Photography is easier and less frustrating than writing. Also, it forces you to be out there. Writers can lock themselves away in a cork-lined room, but you can’t take landscape photos that way.
Adventure photography appeals to the extroverted side of one’s nature; writing, to the introverted. There are lots of great scenes that just don’t lend themselves to a 24x36mm rectangle, or to any format. The Arctic, in particular, is often dominated by long horizontals and short verticals. These thin strips don’t look great as photos.
What advice would you give to someone wishing to explore the eastern Arctic?
The biggest hurdle for me has always been the cost of Arctic travel. I travel a lot and don’t fundraise – the fundraisers tend to spend years planning one big trip – so I have to do things on the cheap. The Arctic was never an easy destination, but transportation has become a lot more expensive in recent years.

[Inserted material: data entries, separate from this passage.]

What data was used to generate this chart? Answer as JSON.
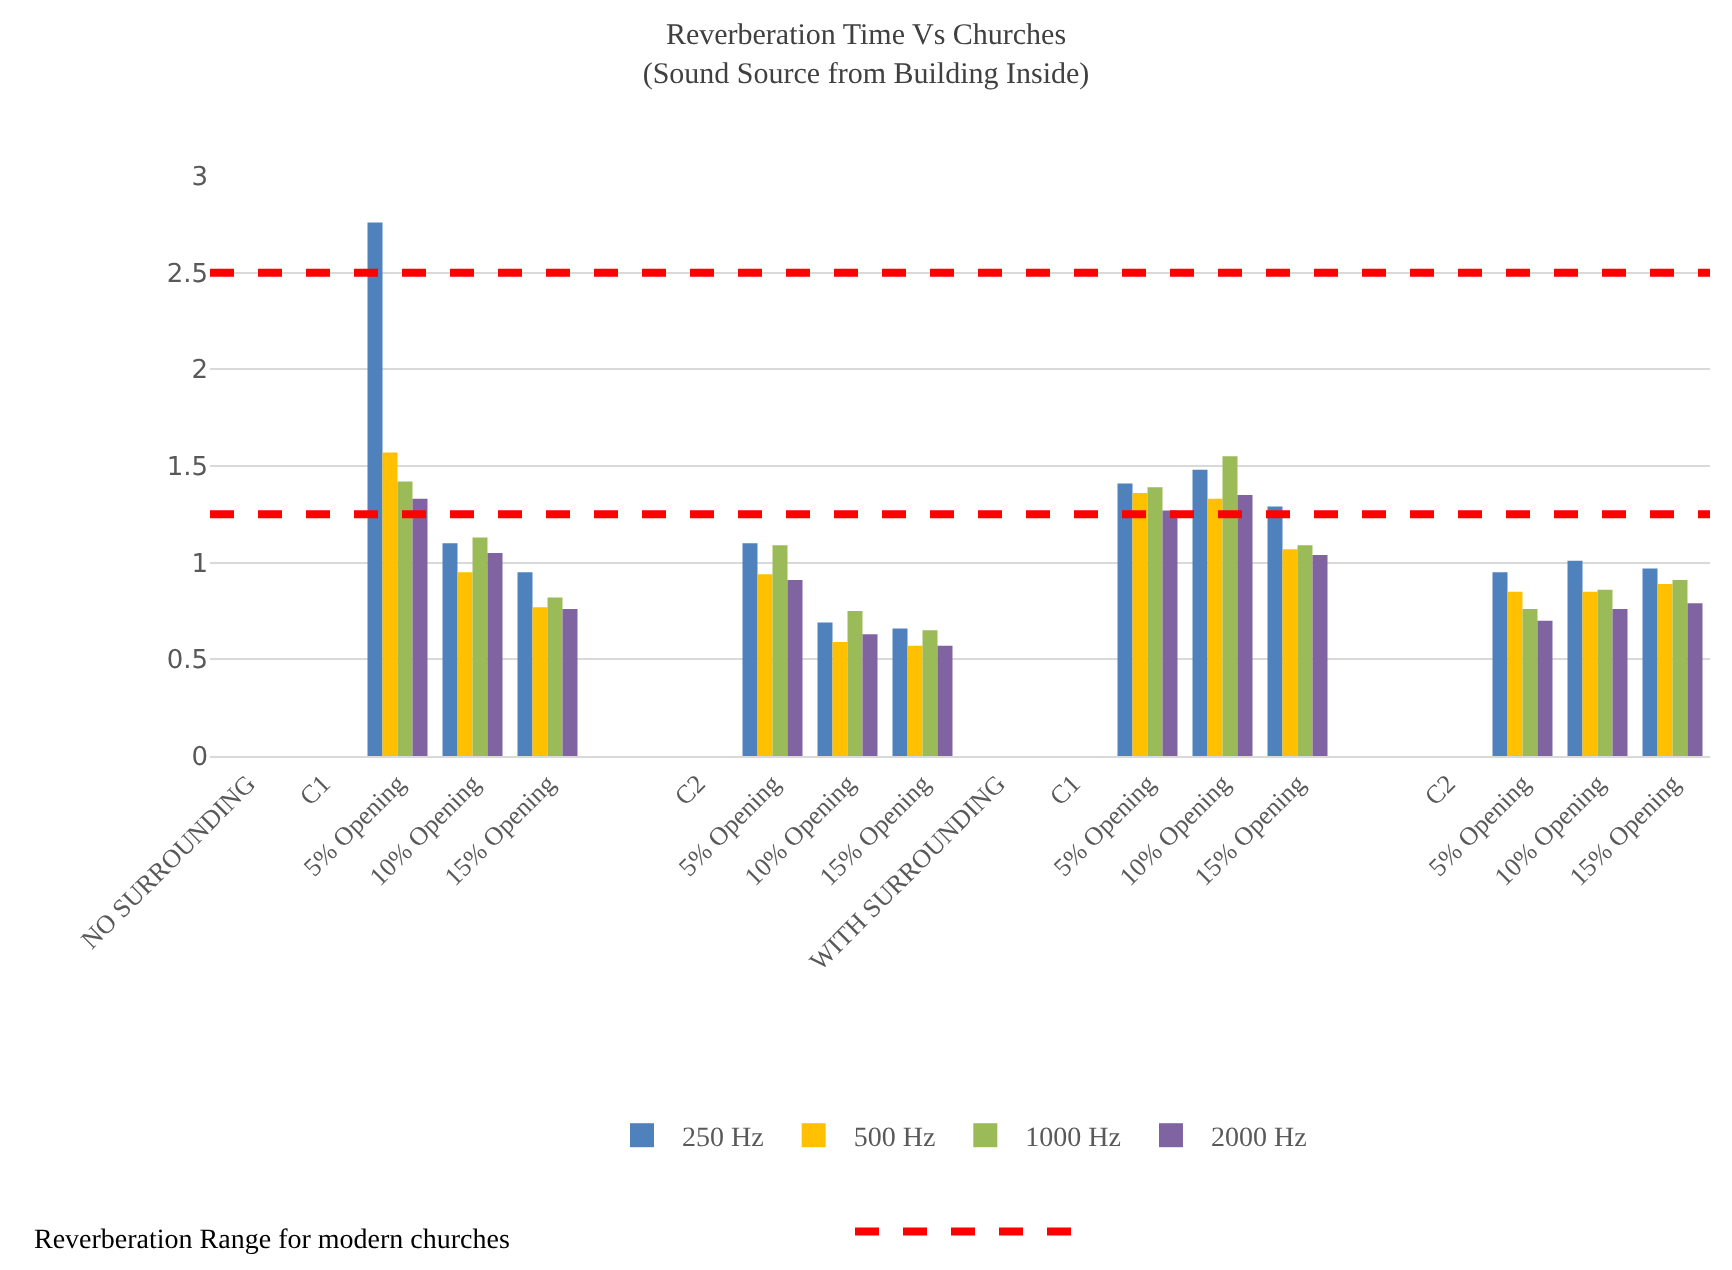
{
  "chart_data": {
    "type": "bar",
    "title": "Reverberation Time Vs Churches\n(Sound Source from Building Inside)",
    "categories": [
      "NO SURROUNDING",
      "C1",
      "5% Opening",
      "10% Opening",
      "15% Opening",
      null,
      "C2",
      "5% Opening",
      "10% Opening",
      "15% Opening",
      "WITH SURROUNDING",
      "C1",
      "5% Opening",
      "10% Opening",
      "15% Opening",
      null,
      "C2",
      "5% Opening",
      "10% Opening",
      "15% Opening"
    ],
    "series": [
      {
        "name": "250 Hz",
        "color": "#4f81bd",
        "values": [
          null,
          null,
          2.76,
          1.1,
          0.95,
          null,
          null,
          1.1,
          0.69,
          0.66,
          null,
          null,
          1.41,
          1.48,
          1.29,
          null,
          null,
          0.95,
          1.01,
          0.97
        ]
      },
      {
        "name": "500 Hz",
        "color": "#ffc000",
        "values": [
          null,
          null,
          1.57,
          0.95,
          0.77,
          null,
          null,
          0.94,
          0.59,
          0.57,
          null,
          null,
          1.36,
          1.33,
          1.07,
          null,
          null,
          0.85,
          0.85,
          0.89
        ]
      },
      {
        "name": "1000 Hz",
        "color": "#9bbb59",
        "values": [
          null,
          null,
          1.42,
          1.13,
          0.82,
          null,
          null,
          1.09,
          0.75,
          0.65,
          null,
          null,
          1.39,
          1.55,
          1.09,
          null,
          null,
          0.76,
          0.86,
          0.91
        ]
      },
      {
        "name": "2000 Hz",
        "color": "#8064a2",
        "values": [
          null,
          null,
          1.33,
          1.05,
          0.76,
          null,
          null,
          0.91,
          0.63,
          0.57,
          null,
          null,
          1.27,
          1.35,
          1.04,
          null,
          null,
          0.7,
          0.76,
          0.79
        ]
      }
    ],
    "ylim": [
      0,
      3
    ],
    "yticks": [
      0,
      0.5,
      1,
      1.5,
      2,
      2.5,
      3
    ],
    "grid": "y",
    "legend": "bottom",
    "ref_lines": [
      {
        "axis": "y",
        "value": 2.5,
        "color": "#ff0000",
        "line_style": "dashed"
      },
      {
        "axis": "y",
        "value": 1.25,
        "color": "#ff0000",
        "line_style": "dashed"
      }
    ],
    "annotations": [
      "Reverberation Range for modern churches"
    ]
  }
}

The High Arctic – the lovely Ellesmere Island area that I’ve written about in those books – is almost unreachable now except for those with deep pockets. I have projects I’ve wanted to do up there for years, but I can’t, because expeditions that used to cost $2,000 or $3,000 would now require $30,000 – most of it for the charter aircraft.
So in recent years, I’ve re-focussed on Labrador, which is difficult but still affordable.
What’s your most recent expedition?
I’ve kayaked the entire Labrador coast from north to south and also manhauled the interior in winter from tip to tail except for a 400km section in southern Labrador.
In February, a friend and I completed that missing section in 34 hard days.